Born in Harlem in 1937, Maynard apprenticed as a portrait painter with artist Elaine Journey, followed by studying at the Museum of Modern Art. She received a M.A. in Sculpture from Goddard College in 1977.

Widely collected, the work of Valerie Maynard is included in the United States Library of Congress, The Brooklyn Museum of Art, Brooklyn, New York, The National Museum of Mozambique, The Massachusetts Institute of Technology, Cambridge, Massachusetts, IBM Corporation, White Plains, New York, The Studio Museum in Harlem, New York, New York, and the Riksutställningar National Museum, Stockholm, Sweden.  Numerous public artworks include the New York City MTA Arts in Transit mural (glass mosaic on mezzanine walls and above stairs), Polyrhythmics of Consciousness and Light, which was installed on 125th Street/ Lexington Avenue subway station in Harlem, New York in 2003.

Maynard is recipient of The Riksutställningar National Museum Purchase/Travel/Lecture Grant, Virgin Islands Humanities Council Research Grant, The Atlanta Life Insurance Sculpture Award, New York Foundation for the Arts Grant for Printmaking, New England Foundation for the Arts Grant, and The Rockefeller Humanities Fellowship, to name a few.


Sweaty Eyeballs Presents: The Girl Without Hands
Monday, October 23rd : 7pm

The Parkway Theatre
3 West North Avenue :: 21201

Sweaty Eyeballs, The Parkway’s monthly animation series curated by Phil Davis and Max Porter, continues with THE GIRL WITHOUT HANDS!

(Sébastien Laudenbach, 2016, France, 80 minutes)
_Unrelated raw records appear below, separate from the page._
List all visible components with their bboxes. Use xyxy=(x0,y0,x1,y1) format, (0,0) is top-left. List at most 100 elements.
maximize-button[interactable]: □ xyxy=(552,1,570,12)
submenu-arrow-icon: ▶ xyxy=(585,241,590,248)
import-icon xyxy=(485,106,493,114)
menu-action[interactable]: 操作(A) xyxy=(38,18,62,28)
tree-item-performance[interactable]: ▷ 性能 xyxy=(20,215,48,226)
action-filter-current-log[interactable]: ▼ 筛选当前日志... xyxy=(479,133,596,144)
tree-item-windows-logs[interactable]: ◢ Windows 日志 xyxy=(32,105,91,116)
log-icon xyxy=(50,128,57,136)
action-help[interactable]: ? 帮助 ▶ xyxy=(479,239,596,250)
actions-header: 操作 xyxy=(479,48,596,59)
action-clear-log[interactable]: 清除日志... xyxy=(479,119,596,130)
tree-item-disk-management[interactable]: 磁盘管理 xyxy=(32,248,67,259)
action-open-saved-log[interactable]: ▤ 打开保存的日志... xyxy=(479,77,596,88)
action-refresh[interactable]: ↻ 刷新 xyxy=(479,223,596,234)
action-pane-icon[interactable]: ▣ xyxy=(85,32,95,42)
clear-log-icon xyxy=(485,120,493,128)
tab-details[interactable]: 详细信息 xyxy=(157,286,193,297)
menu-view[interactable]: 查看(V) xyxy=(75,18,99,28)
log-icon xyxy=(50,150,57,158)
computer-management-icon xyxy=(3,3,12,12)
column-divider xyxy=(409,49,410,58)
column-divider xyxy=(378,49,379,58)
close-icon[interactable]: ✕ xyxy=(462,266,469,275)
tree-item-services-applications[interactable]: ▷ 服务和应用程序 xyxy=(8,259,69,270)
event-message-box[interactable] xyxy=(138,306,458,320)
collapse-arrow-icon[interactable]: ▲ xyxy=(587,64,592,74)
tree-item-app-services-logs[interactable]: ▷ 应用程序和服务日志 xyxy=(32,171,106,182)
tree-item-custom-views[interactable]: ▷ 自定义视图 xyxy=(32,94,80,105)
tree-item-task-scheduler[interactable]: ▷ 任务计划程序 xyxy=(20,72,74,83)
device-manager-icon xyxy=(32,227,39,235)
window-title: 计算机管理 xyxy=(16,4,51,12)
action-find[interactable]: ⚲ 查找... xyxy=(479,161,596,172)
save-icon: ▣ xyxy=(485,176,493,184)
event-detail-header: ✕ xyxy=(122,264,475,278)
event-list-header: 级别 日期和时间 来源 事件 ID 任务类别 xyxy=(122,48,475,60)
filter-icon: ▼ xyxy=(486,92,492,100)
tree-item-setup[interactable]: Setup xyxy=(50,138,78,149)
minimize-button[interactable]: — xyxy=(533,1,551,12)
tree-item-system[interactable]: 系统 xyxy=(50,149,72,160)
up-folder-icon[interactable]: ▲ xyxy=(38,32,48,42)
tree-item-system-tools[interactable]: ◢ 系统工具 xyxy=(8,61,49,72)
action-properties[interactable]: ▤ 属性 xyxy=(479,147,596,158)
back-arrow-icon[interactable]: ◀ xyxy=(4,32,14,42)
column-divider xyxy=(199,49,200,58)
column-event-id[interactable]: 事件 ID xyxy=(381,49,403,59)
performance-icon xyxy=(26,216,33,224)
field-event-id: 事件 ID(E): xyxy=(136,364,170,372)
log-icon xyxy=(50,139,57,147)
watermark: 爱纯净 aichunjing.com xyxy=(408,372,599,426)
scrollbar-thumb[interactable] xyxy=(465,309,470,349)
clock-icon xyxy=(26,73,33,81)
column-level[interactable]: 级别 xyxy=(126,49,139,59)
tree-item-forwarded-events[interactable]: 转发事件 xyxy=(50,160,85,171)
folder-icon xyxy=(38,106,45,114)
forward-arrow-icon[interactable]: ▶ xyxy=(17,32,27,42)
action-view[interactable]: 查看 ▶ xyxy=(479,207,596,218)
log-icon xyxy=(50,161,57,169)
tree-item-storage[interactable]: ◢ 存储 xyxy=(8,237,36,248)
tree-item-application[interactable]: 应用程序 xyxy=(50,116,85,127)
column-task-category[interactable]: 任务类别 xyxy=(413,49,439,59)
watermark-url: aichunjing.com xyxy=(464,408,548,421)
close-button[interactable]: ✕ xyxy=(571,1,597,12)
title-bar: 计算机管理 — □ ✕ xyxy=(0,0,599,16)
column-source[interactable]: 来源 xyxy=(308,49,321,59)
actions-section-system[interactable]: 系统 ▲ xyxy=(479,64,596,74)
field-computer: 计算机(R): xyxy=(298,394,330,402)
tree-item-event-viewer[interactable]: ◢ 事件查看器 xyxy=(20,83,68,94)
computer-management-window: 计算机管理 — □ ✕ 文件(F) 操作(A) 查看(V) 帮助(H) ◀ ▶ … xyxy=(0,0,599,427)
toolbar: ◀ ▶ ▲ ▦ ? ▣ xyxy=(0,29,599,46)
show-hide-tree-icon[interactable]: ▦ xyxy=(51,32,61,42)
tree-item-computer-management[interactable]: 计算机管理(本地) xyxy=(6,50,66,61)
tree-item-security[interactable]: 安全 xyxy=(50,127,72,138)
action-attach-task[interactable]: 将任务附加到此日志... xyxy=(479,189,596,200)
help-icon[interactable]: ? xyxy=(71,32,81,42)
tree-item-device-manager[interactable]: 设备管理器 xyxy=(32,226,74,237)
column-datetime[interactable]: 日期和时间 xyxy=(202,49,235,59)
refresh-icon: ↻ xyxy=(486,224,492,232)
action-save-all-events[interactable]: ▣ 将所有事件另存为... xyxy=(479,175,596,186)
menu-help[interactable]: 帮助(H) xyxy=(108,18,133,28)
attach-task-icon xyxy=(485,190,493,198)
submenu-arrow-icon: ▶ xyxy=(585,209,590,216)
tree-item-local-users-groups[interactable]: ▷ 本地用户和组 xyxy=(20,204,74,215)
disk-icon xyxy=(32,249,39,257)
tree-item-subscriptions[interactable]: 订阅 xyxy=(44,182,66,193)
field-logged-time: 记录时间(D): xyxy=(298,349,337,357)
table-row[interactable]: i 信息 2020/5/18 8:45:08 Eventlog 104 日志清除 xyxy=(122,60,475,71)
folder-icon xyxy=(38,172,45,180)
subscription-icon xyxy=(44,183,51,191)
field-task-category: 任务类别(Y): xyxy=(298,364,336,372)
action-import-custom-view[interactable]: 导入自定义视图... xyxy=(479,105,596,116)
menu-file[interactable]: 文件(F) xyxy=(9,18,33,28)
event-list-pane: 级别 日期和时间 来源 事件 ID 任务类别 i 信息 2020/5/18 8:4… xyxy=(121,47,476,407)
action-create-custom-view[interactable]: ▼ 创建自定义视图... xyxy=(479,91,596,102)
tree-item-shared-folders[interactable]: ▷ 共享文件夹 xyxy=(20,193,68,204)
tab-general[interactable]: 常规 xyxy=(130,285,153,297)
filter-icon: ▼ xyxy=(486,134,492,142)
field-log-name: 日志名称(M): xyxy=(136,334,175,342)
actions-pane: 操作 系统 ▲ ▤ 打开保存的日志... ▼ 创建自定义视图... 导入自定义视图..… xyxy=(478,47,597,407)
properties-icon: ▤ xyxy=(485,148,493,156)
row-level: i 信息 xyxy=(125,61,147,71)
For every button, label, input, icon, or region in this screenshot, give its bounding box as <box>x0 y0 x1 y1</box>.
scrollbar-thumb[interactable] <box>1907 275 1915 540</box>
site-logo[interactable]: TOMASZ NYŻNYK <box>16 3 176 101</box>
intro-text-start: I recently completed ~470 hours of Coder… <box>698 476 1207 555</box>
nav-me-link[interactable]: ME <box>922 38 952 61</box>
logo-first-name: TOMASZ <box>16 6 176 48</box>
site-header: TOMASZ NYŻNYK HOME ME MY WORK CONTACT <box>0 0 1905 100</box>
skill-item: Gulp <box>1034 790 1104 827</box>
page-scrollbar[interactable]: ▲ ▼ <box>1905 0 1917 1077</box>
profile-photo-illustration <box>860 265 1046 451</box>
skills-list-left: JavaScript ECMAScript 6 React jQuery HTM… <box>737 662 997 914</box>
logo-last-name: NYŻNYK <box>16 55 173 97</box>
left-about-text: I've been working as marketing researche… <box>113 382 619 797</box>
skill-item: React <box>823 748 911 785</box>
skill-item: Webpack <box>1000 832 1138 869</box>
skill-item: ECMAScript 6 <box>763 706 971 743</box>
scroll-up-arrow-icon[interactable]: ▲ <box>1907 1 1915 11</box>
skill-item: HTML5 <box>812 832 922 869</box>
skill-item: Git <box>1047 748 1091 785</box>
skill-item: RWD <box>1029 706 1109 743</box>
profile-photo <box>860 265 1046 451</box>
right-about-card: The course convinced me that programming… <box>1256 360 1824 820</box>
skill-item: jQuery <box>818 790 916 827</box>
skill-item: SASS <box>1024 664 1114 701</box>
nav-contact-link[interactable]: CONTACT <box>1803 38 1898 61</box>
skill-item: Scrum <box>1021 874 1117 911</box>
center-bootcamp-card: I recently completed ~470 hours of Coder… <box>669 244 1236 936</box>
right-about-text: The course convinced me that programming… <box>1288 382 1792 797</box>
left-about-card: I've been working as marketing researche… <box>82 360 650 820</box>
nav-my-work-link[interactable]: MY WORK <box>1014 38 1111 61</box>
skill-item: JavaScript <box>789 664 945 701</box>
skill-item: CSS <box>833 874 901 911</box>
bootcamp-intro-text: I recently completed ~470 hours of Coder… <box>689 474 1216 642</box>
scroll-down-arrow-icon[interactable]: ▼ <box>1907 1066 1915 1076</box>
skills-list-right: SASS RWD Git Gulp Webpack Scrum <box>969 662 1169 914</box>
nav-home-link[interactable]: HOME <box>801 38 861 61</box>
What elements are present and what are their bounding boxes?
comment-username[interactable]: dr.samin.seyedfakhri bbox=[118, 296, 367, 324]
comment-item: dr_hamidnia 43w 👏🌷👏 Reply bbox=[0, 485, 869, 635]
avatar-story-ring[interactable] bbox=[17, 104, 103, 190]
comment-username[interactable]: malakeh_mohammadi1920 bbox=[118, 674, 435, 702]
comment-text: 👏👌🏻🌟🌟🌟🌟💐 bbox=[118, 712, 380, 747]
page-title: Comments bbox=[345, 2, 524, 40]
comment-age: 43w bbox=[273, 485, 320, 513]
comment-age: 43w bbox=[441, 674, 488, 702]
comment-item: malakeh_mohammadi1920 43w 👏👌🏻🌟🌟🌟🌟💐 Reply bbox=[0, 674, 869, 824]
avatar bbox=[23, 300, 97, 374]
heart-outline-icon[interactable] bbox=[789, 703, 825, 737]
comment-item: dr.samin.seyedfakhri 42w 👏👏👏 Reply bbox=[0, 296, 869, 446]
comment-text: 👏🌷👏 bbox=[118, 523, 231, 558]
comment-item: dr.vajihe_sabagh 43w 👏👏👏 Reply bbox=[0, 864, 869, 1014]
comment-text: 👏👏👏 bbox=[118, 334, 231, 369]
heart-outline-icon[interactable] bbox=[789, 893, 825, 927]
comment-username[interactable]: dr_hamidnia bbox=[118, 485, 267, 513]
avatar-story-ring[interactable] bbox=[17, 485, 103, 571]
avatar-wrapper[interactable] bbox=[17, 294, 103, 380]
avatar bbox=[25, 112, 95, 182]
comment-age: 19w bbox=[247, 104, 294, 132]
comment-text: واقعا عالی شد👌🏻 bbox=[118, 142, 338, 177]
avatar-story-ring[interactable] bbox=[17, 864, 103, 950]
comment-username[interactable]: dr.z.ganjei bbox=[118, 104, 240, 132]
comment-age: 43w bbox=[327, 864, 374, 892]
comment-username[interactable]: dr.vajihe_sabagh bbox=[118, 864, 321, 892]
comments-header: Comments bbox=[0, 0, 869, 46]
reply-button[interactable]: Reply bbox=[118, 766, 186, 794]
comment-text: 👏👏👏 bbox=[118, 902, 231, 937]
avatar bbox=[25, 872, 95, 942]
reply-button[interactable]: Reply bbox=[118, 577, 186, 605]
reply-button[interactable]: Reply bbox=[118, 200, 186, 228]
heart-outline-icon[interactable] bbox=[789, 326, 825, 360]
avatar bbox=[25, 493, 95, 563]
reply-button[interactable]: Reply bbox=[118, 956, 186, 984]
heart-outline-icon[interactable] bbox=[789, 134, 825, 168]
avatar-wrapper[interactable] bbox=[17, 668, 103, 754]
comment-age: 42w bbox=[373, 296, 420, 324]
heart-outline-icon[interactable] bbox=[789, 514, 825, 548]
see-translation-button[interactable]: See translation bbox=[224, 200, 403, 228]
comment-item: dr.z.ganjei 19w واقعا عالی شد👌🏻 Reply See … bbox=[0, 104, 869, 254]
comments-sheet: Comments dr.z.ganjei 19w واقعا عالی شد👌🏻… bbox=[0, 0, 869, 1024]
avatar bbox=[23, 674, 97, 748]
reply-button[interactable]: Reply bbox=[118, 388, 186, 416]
In hard times, a miller sells his daughter to the Devil. Protected by her purity, she escapes from the Devil who, in revenge, deprives her of her hands. So begins her long journey towards the light… but in spite of her resilience and the new protection of a handsome prince’s estate, the Devil devises a plan of his own. THE GIRL WITHOUT HANDS is the audacious feature debut from acclaimed short filmmaker Sébastien Laudenbach, whose beautiful and dreamlike take on the Brothers Grimm story has created an adult fairytale destined to become a classic.

Hand-painted with lush, evocative details and featuring the voices of Anaïs Demoustier (The New Girlfriend) and Jérémie Elkaïm (Declaration of War), the film premiered in the ACID section at Cannes, was nominated for Best Animated Feature at the César Awards, and won both the Jury Prize and the award for Best French Film at the Annecy Animation Festival.